Scalable Speculative Parallelization on Commodity Clusters [abstract] (ACM DL, PDF)
Hanjun Kim, Arun Raman, Feng Liu, Jae W. Lee, and David I. August
Proceedings of the 43rd IEEE/ACM International Symposium on
Microarchitecture (MICRO), December 2010.
Highest ranked paper in double-blind review process.
While clusters of commodity servers and switches are the most
popular form of large-scale parallel computers, many programs are
not easily parallelized for execution upon them. In particular,
high inter-node communication cost and lack of globally shared
memory appear to make clusters suitable only for server applications
with abundant task-level parallelism and scientific applications
with regular and independent units of work. Clever use of pipeline
parallelism (DSWP), thread-level speculation (TLS), and speculative
pipeline parallelism (Spec-DSWP) can mitigate the costs of
inter-thread communication on shared memory multicore machines.

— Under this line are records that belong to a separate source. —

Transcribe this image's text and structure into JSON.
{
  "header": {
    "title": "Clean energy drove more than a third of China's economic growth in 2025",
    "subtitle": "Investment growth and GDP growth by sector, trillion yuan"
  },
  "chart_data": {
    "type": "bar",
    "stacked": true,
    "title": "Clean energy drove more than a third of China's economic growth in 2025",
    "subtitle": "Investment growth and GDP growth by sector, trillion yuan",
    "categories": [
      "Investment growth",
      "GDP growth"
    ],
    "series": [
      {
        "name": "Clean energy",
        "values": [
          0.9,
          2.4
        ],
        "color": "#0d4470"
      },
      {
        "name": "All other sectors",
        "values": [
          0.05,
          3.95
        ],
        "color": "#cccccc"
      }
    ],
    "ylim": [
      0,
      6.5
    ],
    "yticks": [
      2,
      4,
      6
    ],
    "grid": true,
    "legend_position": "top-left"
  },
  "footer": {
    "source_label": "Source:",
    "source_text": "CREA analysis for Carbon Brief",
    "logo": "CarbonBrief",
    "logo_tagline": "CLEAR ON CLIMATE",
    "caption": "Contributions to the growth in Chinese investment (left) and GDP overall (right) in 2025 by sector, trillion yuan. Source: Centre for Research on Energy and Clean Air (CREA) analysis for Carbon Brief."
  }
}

This paper presents Distributed Software Multi-threaded
Transactional memory (DSMTX), a runtime system which makes these
techniques applicable to non-shared memory clusters, allowing them
to efficiently address inter-node communication costs. Initial
results suggest that DSMTX enables efficient cluster execution of a
wider set of application types. For 11 sequential C programs
parallelized for a 4-core 32-node (128 total core) cluster without
shared memory, DSMTX achieves a geomean speedup of 49x. This
compares favorably to the 15x speedup achieved by our
implementation of TLS-only support for clusters.